Cette position avait été appuyée dès le lendemain par plusieurs membres du gouvernement. "Certains ont de gros revenus et de grosses habitations. Peut-être qu'on pourrait imaginer qu'il ne serait pas juste de les exclure", avait ainsi convenu le ministre de l'Action et des Comptes publics Gérald Darmanin. La possibilité de maintenir la taxe d'habitation pour les Français les plus aisés "est sur la table", avait encore indiqué le porte-parole du gouvernement Benjamin Griveaux, rappelant que la promesse initiale de la majorité était de "la supprimer pour 80% des ménages".

Casse-tête

Durant la campagne présidentielle, Emmanuel Macron avait en effet promis de supprimer la taxe d'habitation pour 80% des ménages, à raison de trois tranches successives entre 2018 et 2020, pourun coût total de près de 10 Mds€. Mais pour éviter de voir sa réforme retoquée par le Conseil constitutionnel, attaché au principe d'"égalité devant l'impôt", le chef de l'Etat avait finalement annoncé l'extension de cette mesure à l'ensemble des Français, pour un coût supplémentaire de 7Mds€. "Si la taxe d'habitation n'est pas un bon impôt pour 80% des Français, il y a peu de chances qu'elle le soit pour les 20% restants", avait-il justifié, en annonçant une refonte de la fiscalité locale pour compenser le manque à gagner pour les collectivités locales.

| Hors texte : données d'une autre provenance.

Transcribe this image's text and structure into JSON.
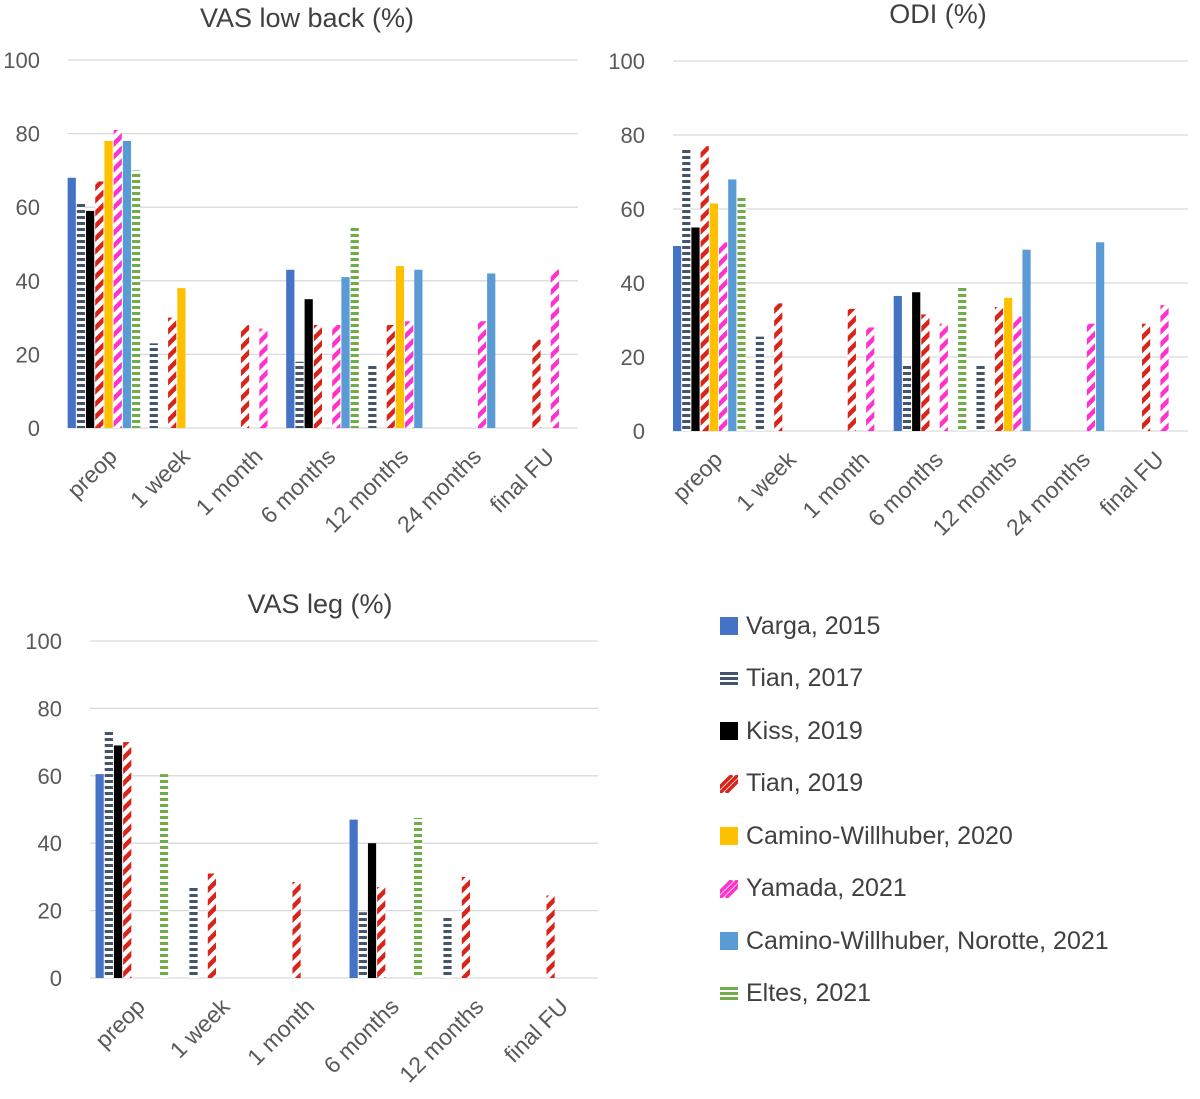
{
  "colors": {
    "grid": "#d9d9d9",
    "axis_text": "#595959",
    "title_text": "#404040"
  },
  "series": [
    {
      "key": "varga",
      "name": "Varga, 2015",
      "color": "#4472c4",
      "pattern": "solid"
    },
    {
      "key": "tian17",
      "name": "Tian, 2017",
      "color": "#44546a",
      "pattern": "hstripe"
    },
    {
      "key": "kiss",
      "name": "Kiss, 2019",
      "color": "#000000",
      "pattern": "solid"
    },
    {
      "key": "tian19",
      "name": "Tian, 2019",
      "color": "#d9241c",
      "pattern": "diag"
    },
    {
      "key": "cw20",
      "name": "Camino-Willhuber, 2020",
      "color": "#ffc000",
      "pattern": "solid"
    },
    {
      "key": "yamada",
      "name": "Yamada, 2021",
      "color": "#ff33cc",
      "pattern": "diag"
    },
    {
      "key": "cwn21",
      "name": "Camino-Willhuber, Norotte, 2021",
      "color": "#5b9bd5",
      "pattern": "solid"
    },
    {
      "key": "eltes",
      "name": "Eltes, 2021",
      "color": "#70ad47",
      "pattern": "hstripe"
    }
  ],
  "chart_data": [
    {
      "type": "bar",
      "title": "VAS low back (%)",
      "categories": [
        "preop",
        "1 week",
        "1 month",
        "6 months",
        "12 months",
        "24 months",
        "final FU"
      ],
      "ylim": [
        0,
        100
      ],
      "yticks": [
        0,
        20,
        40,
        60,
        80,
        100
      ],
      "grid": true,
      "values": {
        "varga": [
          68,
          null,
          null,
          43,
          null,
          null,
          null
        ],
        "tian17": [
          61,
          23,
          null,
          18,
          17,
          null,
          null
        ],
        "kiss": [
          59,
          null,
          null,
          35,
          null,
          null,
          null
        ],
        "tian19": [
          67,
          30,
          28,
          28,
          28,
          null,
          24
        ],
        "cw20": [
          78,
          38,
          null,
          null,
          44,
          null,
          null
        ],
        "yamada": [
          81,
          null,
          27,
          28,
          29,
          29,
          43
        ],
        "cwn21": [
          78,
          null,
          null,
          41,
          43,
          42,
          null
        ],
        "eltes": [
          70,
          null,
          null,
          55,
          null,
          null,
          null
        ]
      }
    },
    {
      "type": "bar",
      "title": "ODI (%)",
      "categories": [
        "preop",
        "1 week",
        "1 month",
        "6 months",
        "12 months",
        "24 months",
        "final FU"
      ],
      "ylim": [
        0,
        100
      ],
      "yticks": [
        0,
        20,
        40,
        60,
        80,
        100
      ],
      "grid": true,
      "values": {
        "varga": [
          50,
          null,
          null,
          36.5,
          null,
          null,
          null
        ],
        "tian17": [
          76,
          25.5,
          null,
          18,
          18,
          null,
          null
        ],
        "kiss": [
          55,
          null,
          null,
          37.5,
          null,
          null,
          null
        ],
        "tian19": [
          77,
          34.5,
          33,
          31.5,
          33.5,
          null,
          29
        ],
        "cw20": [
          61.5,
          null,
          null,
          null,
          36,
          null,
          null
        ],
        "yamada": [
          51,
          null,
          28,
          29,
          31,
          29,
          34
        ],
        "cwn21": [
          68,
          null,
          null,
          null,
          49,
          51,
          null
        ],
        "eltes": [
          63,
          null,
          null,
          39,
          null,
          null,
          null
        ]
      }
    },
    {
      "type": "bar",
      "title": "VAS leg (%)",
      "categories": [
        "preop",
        "1 week",
        "1 month",
        "6 months",
        "12 months",
        "final FU"
      ],
      "ylim": [
        0,
        100
      ],
      "yticks": [
        0,
        20,
        40,
        60,
        80,
        100
      ],
      "grid": true,
      "values": {
        "varga": [
          60.5,
          null,
          null,
          47,
          null,
          null
        ],
        "tian17": [
          73,
          27,
          null,
          19.5,
          18.5,
          null
        ],
        "kiss": [
          69,
          null,
          null,
          40,
          null,
          null
        ],
        "tian19": [
          70,
          31,
          28.5,
          27,
          30,
          24.5
        ],
        "cw20": [
          null,
          null,
          null,
          null,
          null,
          null
        ],
        "yamada": [
          null,
          null,
          null,
          null,
          null,
          null
        ],
        "cwn21": [
          null,
          null,
          null,
          null,
          null,
          null
        ],
        "eltes": [
          60.5,
          null,
          null,
          47.5,
          null,
          null
        ]
      }
    }
  ]
}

Mais le mouvement des gilets jaunes, en relançant le débat sur la politique fiscale du gouvernement, jugée trop favorable aux plus aisés, est venu perturber la stratégie de Bercy. Le gouvernement se trouve depuis confronté à un véritable casse-tête. "A l'origine, la suppression de la taxe d'habitation était ciblée sur les classes moyennes. Mais avec l'extension de la réforme, les principaux bénéficiaires seront les Français les plus aisés", rappelle Mathieu Plane, économiste à l'OFCE.

Problème budgétaire

Autre problème: la contrainte budgétaire née des annonces faites face au mouvement des gilets jaunes. A commencer par l'abandon de la hausse de la taxe carbone, censée rapporter 4Mds€ en 2019 et 10 Mds€ par an en fin de quinquennat. "Il y a un vrai problème budgétaire, qui va obliger le gouvernement à trouver des solutions" pour respecter ses objectifs de déficit public, rappelle l'économiste. Et cela d'autant plus "que la croissance est plus faible qu'attendu", ajoute-t-il.

Mais revenir sur les promesses du chef de l'Etat vis-à-vis des 20% de Français les plus aisés est délicat. D'autant que ces derniers, fortement mis à contribution par la politique fiscale de l'exécutif depuis 2008 juge l'OFCE, constituent "en partie l'électorat" de la majorité, souligne le chercheur.